Fayulu refuse de baisser les bras

La lutte continue, ne cesse d’affirmer Martin Fayulu.  Sa « victoire »,  il entend la défendre bec et ongles, jusqu’au bout.  Mais  Lumuka – la plateforme qui lui sert de soutien –  ne va-t-elle pas finir par lâcher prise ?  

Je n’ai jamais considéré M. Kabila comme Président de la République depuis 2011“,

a déclaré le candidat Lamuka samedi devant un parterre de plus de 500 personnes réunies dans l’Auditoire Q de l’Université Libre de Bruxelles (VUB).

Les partisans d’Etienne Tshisekedi, le père de l’actuel Chef de l’Etat parmi lesquels se compte Martin Fayulu, n’ont jamais reconnu la victoire, en 2011, du Président Kabila.  Ils estimaient cette fois-là comme aujourd’hui d’ailleurs que la victoire leur a été volée.

Dans les jours qui ont suivi la publication des résultats des scrutins du 30 décembre dernier, la ville de Kikwit (la plus importante dans la province du Kwilu, dans le Grand-Bandndu) a connu des troubles.  On estime à une dizaine de morts le nombre de victimes de ces troubles.  Plusieurs sources ont rapporté que ces troubles étaient le fait d’une confrontation entre les Baluba (l’ethnie de l’actuel Président) et les gens du Bandundu dont Martin Fayulu est originaire.

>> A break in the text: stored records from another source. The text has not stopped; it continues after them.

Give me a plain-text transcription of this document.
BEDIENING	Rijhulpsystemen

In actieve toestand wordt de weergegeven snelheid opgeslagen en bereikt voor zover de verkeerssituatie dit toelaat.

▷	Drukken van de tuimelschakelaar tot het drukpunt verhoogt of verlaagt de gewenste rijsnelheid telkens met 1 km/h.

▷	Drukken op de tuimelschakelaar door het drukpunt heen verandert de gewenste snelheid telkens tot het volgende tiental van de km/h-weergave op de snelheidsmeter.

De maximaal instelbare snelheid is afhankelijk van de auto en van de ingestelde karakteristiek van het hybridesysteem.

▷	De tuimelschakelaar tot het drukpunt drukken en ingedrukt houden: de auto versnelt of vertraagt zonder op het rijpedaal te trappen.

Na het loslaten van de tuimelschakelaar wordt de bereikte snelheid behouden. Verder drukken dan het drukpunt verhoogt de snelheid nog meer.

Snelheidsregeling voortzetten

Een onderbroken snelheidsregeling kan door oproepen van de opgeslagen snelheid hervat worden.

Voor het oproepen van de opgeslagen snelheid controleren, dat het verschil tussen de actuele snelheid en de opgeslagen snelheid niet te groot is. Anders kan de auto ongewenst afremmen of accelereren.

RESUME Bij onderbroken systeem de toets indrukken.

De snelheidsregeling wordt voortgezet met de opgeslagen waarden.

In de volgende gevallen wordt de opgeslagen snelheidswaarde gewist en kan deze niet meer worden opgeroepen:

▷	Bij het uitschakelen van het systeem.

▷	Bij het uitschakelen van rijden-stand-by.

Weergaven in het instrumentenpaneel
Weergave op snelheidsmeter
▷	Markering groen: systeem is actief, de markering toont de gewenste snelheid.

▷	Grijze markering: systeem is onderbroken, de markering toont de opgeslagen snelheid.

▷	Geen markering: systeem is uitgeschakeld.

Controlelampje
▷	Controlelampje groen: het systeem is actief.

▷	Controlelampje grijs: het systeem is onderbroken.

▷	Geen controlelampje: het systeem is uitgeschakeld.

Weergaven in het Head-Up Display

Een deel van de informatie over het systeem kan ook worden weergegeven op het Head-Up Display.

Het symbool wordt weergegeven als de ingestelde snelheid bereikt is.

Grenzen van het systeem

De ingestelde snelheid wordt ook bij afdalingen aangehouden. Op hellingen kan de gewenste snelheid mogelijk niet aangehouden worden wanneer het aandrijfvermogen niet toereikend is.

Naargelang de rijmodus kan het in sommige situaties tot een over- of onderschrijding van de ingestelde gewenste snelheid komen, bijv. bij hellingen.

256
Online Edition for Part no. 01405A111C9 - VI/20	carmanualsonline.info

C’est loin d’être le point de vue de Fayulu.

S’il vous plaît mes frères, ne cédez pas au piège du tribalisme“, a insisté ce dernier avant d’ajouter: “J’ai grandi à Kinshasa, je ne connais pas le tribalisme“.

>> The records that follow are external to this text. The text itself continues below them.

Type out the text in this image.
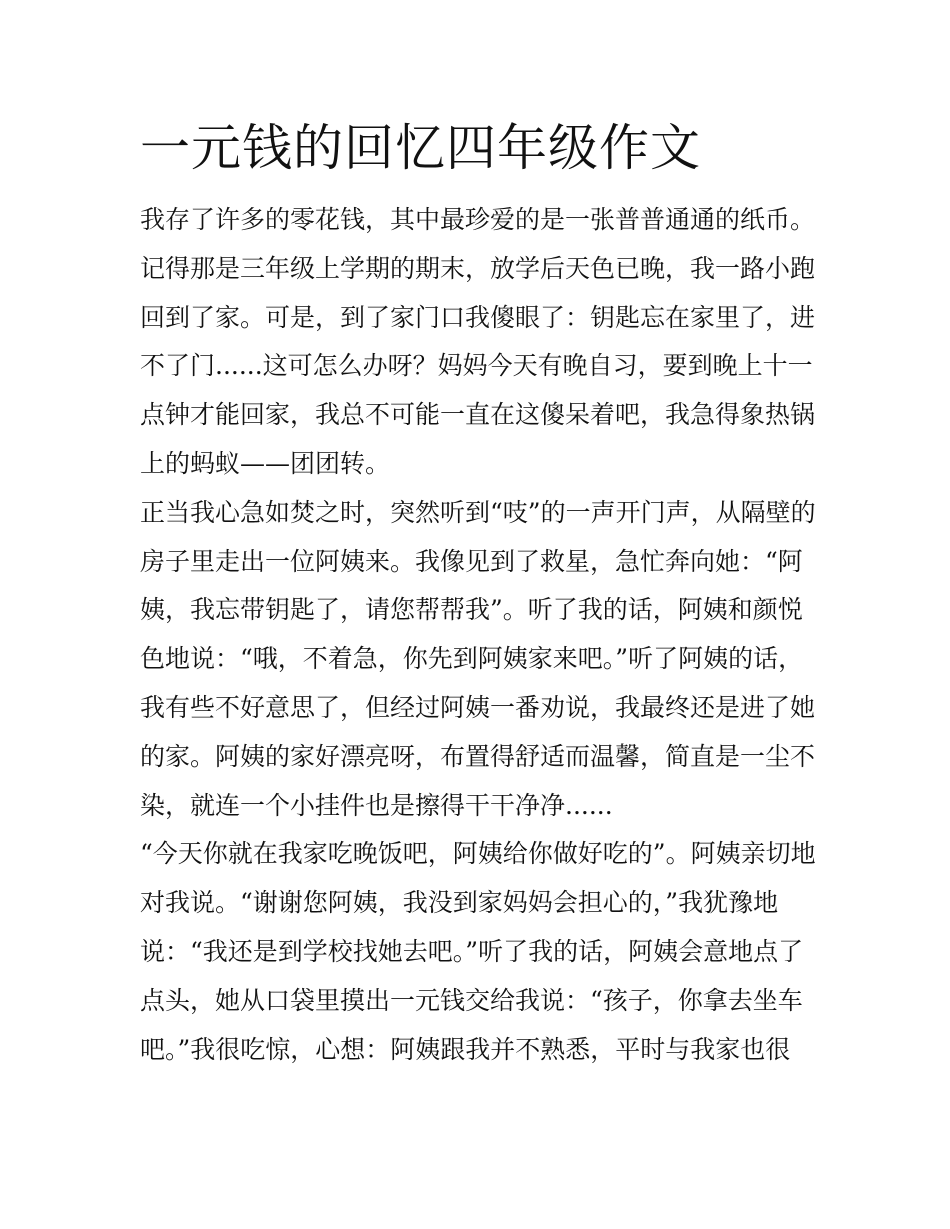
一元钱的回忆四年级作文
我存了许多的零花钱，其中最珍爱的是一张普普通通的纸币。
记得那是三年级上学期的期末，放学后天色已晚，我一路小跑
回到了家。可是，到了家门口我傻眼了：钥匙忘在家里了，进
不了门......这可怎么办呀？妈妈今天有晚自习，要到晚上十一
点钟才能回家，我总不可能一直在这傻呆着吧，我急得象热锅
上的蚂蚁——团团转。
正当我心急如焚之时，突然听到“吱”的一声开门声，从隔壁的
房子里走出一位阿姨来。我像见到了救星，急忙奔向她：“阿
姨，我忘带钥匙了，请您帮帮我”。听了我的话，阿姨和颜悦
色地说：“哦，不着急，你先到阿姨家来吧。”听了阿姨的话，
我有些不好意思了，但经过阿姨一番劝说，我最终还是进了她
的家。阿姨的家好漂亮呀，布置得舒适而温馨，简直是一尘不
染，就连一个小挂件也是擦得干干净净......
“今天你就在我家吃晚饭吧，阿姨给你做好吃的”。阿姨亲切地
对我说。“谢谢您阿姨，我没到家妈妈会担心的，”我犹豫地
说：“我还是到学校找她去吧。”听了我的话，阿姨会意地点了
点头，她从口袋里摸出一元钱交给我说：“孩子，你拿去坐车
吧。”我很吃惊，心想：阿姨跟我并不熟悉，平时与我家也很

L’ambivalence de la Communauté internationale

L’attitude des dirigeants du monde n’a pas été très cohérente à l’issue des élections du 30 décembre 2018.  Ces derniers ont commencé par dénoncer la « fraude » pour finir par reconnaître Félix Tshisekedi, Président légitime du Congo.

Je reconnais l’ambivalence de la Communauté internationale“, a concédé Martin Fayulu qui répondait à une question du public, “mais je crois que la responsabilité première revient à nous, peuple congolais.  Le peuple congolais est aujourd’hui matureC’est pour ça qu’il revendique (d’ailleurs) sa victoire.  C’est à nous de démontrer à  la Communauté internationale que nous ne voulons pas un dictat quelconque“.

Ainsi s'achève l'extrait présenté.